With videos, it’s trickier. A browser plug-in called InVID can be installed on Firefox and Chrome. When watching a video, you can click on the tool, click on the Keyframes button and paste in a video link (a YouTube clip, for example) and click Submit. From there, the tool will pull up important frames of the video, and you can reverse image search on those frames to see if they are legitimate or fake.

Some of the tech steps above may not be for the faint of heart. But most important is the broader lesson: Take a moment to think.

“The No. 1 rule is to slow down, pause and ask yourself, ‘Am I sure enough about this that I should share it?’” said Peter Adams, a senior vice president of the News Literacy Project, a media education nonprofit. “If everybody did that, we’d see a dramatic reduction of misinformation online.”

While social media sites like Facebook and Twitter help us stay connected with the people we care about, there’s a downside: Even the people we trust may be unknowingly spreading false information, so we can be caught off guard. And with everything mashed together into a single social media feed, it gets tougher to distinguish good information from bad information, and fact from opinion.

What we can do is another exercise in mindfulness: Be deliberate about where you get your information, Mr. Adams said. Instead of relying solely on the information showing up in your social media feeds, choose a set of publications that you trust, like a newspaper, a magazine or a broadcast news program, and turn to those regularly.

Mainstream media is far from perfect, but it’s subjected to a standards process that is usually not seen in user-generated content, including memes.

“A lot of people fall into the trap of thinking no source of information is perfect,” Mr. Adams said. “That’s when people really start to feel lost and overwhelmed and open themselves up to sources they really should stay away from.”

The most frightening part about misinformation is when it transcends digital media and finds its way into the real world.

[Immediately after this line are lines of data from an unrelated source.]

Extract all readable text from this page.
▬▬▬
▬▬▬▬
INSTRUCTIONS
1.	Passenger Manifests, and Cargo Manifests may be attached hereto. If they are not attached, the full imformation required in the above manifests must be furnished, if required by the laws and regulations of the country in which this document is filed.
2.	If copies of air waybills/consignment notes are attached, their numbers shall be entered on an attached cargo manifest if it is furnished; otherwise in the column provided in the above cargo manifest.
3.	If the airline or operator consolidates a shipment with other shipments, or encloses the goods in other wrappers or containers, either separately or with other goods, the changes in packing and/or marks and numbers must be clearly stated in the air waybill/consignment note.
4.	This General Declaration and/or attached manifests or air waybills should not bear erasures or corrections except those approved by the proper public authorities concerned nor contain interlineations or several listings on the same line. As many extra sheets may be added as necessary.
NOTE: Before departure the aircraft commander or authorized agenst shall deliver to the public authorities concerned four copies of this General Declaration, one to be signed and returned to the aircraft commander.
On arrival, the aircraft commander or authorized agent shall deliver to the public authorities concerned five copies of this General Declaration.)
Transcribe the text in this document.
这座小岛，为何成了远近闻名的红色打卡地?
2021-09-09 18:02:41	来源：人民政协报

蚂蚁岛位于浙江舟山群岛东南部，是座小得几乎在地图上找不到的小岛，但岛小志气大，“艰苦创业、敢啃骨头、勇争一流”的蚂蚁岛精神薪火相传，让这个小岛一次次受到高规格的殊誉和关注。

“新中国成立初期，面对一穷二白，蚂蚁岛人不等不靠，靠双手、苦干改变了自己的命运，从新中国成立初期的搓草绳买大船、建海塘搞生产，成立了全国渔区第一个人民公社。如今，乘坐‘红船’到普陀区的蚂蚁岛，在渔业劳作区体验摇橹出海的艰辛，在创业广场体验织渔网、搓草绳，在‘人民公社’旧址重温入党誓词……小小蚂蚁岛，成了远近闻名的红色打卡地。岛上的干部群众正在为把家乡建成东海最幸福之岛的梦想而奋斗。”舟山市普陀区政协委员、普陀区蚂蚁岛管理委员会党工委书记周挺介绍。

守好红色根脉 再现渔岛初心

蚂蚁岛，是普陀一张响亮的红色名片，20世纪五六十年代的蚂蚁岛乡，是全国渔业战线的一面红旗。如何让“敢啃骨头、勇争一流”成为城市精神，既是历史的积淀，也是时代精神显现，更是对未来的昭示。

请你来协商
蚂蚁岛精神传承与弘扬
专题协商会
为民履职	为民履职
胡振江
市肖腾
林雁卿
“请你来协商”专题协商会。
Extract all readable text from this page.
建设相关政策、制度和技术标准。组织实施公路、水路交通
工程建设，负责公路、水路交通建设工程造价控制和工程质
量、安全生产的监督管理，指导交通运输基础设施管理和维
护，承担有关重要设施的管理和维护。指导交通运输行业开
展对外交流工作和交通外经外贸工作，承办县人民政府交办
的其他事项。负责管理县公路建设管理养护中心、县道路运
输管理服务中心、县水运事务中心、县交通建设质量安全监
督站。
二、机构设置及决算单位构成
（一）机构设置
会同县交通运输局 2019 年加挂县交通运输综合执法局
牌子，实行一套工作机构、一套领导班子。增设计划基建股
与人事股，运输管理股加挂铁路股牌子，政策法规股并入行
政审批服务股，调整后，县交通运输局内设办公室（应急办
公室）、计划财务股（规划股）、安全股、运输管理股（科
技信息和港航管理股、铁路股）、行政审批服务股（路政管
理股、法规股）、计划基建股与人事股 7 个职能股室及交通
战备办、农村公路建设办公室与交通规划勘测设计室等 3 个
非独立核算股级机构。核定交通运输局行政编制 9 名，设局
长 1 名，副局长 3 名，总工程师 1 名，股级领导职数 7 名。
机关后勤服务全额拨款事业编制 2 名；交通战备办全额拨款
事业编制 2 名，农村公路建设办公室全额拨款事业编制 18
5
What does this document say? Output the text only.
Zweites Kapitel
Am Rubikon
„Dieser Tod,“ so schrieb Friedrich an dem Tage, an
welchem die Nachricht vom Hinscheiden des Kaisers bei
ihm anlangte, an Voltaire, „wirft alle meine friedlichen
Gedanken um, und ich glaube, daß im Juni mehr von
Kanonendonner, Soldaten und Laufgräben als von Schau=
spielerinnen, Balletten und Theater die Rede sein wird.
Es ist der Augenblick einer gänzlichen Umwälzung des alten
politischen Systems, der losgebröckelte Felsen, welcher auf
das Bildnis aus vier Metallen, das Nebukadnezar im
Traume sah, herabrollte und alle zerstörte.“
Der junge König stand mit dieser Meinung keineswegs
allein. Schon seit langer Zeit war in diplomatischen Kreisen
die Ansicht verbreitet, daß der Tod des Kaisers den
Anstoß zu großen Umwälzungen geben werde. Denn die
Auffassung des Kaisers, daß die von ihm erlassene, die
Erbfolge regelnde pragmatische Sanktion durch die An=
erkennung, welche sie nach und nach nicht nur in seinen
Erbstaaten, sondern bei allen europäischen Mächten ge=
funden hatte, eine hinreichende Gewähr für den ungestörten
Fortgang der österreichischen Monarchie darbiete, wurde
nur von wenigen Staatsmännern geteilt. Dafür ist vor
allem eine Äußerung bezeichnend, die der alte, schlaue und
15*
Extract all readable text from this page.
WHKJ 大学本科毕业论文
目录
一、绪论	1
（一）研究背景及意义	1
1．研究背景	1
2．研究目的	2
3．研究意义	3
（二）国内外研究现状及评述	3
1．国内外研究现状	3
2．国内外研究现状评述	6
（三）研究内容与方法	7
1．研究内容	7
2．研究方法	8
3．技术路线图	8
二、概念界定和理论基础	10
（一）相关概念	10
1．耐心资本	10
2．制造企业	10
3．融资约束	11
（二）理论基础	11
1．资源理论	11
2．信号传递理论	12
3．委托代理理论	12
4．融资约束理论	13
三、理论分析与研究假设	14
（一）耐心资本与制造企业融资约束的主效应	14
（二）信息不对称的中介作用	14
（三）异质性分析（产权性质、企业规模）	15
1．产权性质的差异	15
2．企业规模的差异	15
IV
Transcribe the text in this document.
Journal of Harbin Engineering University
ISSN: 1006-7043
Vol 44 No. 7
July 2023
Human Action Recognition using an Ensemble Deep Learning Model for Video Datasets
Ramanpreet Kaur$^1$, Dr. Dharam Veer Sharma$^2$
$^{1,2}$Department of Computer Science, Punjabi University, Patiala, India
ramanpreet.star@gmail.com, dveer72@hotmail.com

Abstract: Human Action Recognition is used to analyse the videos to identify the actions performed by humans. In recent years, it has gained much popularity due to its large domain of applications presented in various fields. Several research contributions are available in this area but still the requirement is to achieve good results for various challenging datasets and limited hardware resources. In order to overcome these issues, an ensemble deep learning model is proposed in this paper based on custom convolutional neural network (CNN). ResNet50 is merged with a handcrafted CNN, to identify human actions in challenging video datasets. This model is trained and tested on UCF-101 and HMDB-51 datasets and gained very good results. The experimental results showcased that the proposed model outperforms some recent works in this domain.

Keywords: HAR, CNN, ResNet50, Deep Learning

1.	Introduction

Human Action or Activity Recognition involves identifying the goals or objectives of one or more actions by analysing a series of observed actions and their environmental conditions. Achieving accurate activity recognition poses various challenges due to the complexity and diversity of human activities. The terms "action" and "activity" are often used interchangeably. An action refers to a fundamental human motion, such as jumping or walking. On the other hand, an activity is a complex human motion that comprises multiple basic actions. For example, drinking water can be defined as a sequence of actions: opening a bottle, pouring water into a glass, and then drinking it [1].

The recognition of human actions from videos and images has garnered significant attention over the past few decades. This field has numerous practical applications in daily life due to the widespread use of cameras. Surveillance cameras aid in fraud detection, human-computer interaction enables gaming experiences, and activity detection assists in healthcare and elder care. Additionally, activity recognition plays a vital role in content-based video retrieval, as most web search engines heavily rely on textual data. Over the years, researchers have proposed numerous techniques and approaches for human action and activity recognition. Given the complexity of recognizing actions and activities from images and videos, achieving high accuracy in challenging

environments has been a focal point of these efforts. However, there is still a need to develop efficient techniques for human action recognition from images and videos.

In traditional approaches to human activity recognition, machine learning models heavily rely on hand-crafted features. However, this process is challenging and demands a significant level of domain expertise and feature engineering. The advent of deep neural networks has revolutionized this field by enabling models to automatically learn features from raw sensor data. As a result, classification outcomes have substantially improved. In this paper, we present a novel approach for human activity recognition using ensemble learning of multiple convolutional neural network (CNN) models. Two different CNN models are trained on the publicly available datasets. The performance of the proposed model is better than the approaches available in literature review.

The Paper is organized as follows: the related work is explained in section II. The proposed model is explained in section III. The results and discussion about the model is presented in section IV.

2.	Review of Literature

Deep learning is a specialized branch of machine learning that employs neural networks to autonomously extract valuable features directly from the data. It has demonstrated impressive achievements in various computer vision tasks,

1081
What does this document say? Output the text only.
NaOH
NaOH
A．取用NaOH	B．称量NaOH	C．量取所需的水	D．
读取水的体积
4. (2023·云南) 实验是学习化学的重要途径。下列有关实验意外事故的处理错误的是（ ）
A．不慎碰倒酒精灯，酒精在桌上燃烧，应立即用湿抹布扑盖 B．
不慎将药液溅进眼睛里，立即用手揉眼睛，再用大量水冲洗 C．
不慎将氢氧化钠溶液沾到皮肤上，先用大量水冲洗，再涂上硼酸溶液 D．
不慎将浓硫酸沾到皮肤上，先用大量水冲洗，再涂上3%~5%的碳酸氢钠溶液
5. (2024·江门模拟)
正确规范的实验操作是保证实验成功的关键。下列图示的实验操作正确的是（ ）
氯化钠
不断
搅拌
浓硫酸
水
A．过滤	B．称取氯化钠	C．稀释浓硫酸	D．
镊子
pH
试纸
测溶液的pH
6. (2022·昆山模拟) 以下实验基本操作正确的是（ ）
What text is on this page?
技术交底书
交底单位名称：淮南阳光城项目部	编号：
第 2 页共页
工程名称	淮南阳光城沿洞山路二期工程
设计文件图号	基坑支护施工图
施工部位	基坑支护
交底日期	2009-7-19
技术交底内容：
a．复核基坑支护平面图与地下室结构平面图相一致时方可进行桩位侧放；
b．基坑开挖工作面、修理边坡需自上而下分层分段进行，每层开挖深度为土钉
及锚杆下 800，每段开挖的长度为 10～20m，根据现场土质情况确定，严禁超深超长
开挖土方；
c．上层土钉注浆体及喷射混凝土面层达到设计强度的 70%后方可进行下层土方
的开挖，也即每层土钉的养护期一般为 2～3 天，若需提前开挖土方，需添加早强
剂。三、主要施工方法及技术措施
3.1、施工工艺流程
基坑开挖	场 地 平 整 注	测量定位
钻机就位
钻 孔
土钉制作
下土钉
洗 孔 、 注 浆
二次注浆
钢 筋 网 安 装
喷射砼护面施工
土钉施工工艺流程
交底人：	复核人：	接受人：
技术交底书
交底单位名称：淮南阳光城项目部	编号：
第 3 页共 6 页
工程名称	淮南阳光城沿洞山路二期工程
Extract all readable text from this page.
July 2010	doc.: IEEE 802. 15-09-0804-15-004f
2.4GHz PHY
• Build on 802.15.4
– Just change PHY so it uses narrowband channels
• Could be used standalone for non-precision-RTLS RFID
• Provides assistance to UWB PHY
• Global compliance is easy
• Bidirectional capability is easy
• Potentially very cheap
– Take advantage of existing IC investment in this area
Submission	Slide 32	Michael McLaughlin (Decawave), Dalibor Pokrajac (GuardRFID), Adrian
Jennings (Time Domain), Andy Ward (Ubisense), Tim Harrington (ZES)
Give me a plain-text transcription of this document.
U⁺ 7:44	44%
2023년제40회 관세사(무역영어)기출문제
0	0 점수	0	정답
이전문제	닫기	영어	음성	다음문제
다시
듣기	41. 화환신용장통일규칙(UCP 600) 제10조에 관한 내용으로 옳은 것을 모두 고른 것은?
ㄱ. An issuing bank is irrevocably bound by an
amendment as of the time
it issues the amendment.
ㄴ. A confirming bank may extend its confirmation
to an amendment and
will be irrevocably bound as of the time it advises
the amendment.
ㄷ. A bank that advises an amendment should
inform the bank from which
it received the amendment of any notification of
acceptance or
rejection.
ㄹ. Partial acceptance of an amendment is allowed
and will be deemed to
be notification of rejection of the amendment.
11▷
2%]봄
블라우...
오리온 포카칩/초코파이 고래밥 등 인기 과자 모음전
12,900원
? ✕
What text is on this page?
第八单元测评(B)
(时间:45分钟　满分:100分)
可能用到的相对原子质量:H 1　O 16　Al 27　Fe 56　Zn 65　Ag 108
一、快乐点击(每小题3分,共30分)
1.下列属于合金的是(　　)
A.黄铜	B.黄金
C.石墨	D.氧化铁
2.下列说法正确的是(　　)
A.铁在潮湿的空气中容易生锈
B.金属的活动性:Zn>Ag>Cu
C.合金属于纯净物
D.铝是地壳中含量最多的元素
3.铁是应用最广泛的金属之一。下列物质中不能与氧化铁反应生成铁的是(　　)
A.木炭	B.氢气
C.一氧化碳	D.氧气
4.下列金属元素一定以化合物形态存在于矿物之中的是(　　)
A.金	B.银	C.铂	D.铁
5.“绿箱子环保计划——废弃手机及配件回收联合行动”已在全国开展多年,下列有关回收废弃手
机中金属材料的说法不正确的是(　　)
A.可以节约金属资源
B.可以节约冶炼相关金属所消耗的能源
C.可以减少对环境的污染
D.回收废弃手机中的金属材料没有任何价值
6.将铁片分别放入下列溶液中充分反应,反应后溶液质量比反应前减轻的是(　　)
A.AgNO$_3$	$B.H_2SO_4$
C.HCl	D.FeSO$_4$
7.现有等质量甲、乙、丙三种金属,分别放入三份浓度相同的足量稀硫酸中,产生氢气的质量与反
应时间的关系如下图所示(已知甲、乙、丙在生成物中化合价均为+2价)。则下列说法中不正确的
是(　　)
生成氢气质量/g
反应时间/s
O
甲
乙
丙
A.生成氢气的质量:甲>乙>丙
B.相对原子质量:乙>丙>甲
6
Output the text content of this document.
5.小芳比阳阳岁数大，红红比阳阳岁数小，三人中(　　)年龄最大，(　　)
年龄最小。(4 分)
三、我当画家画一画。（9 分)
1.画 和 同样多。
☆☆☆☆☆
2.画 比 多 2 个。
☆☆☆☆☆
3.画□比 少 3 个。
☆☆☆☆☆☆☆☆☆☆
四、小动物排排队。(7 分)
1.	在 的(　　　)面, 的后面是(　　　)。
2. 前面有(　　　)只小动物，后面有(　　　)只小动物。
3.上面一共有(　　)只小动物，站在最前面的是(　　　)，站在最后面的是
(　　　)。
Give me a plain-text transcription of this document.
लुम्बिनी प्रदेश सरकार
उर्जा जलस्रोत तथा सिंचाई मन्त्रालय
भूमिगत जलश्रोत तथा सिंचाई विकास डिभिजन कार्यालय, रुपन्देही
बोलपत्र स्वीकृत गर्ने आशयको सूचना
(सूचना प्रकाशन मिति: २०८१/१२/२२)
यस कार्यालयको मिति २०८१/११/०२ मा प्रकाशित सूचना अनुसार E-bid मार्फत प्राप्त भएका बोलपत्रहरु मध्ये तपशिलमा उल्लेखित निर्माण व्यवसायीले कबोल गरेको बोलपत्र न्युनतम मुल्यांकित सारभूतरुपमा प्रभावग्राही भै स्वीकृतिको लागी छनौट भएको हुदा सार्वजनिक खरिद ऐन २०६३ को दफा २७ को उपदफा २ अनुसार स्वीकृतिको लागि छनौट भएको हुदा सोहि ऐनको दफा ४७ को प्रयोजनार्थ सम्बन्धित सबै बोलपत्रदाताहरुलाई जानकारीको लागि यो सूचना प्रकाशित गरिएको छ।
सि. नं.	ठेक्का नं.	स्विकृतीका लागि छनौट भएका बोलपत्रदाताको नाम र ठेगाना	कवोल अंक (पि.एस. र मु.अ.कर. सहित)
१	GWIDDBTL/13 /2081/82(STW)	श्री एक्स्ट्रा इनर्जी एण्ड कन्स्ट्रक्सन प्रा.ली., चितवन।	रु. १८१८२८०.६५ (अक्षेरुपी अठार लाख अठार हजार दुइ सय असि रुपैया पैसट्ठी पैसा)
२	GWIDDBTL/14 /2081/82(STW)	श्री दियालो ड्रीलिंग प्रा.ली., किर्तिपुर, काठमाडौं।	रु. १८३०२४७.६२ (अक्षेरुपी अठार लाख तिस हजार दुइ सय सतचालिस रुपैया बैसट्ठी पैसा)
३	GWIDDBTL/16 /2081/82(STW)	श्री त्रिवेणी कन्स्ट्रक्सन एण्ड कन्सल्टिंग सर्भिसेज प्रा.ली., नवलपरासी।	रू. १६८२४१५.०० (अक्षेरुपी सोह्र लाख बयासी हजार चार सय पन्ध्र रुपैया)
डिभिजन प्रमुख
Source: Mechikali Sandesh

Mr. Duke of Lead Stories said he and his wife had recently witnessed protesters holding signs with the message “#SavetheChildren.” The signs alluded to a false rumor spread by supporters of the QAnon conspiracy about a child-trafficking network led by top Democrats and Hollywood elites. The pro-Trump conspiracy movement had effectively hijacked the child-trafficking issue, mixing facts with its own fictions to suit its narrative.

Conspiracy theories have fueled some QAnon believers to be arrested in cases of serious crimes, including a murder in New York and a conspiracy to kidnap a child.

“QAnon has gone from misinformation online to being out on the street corner,” he said. “That’s why I think it’s dangerous.”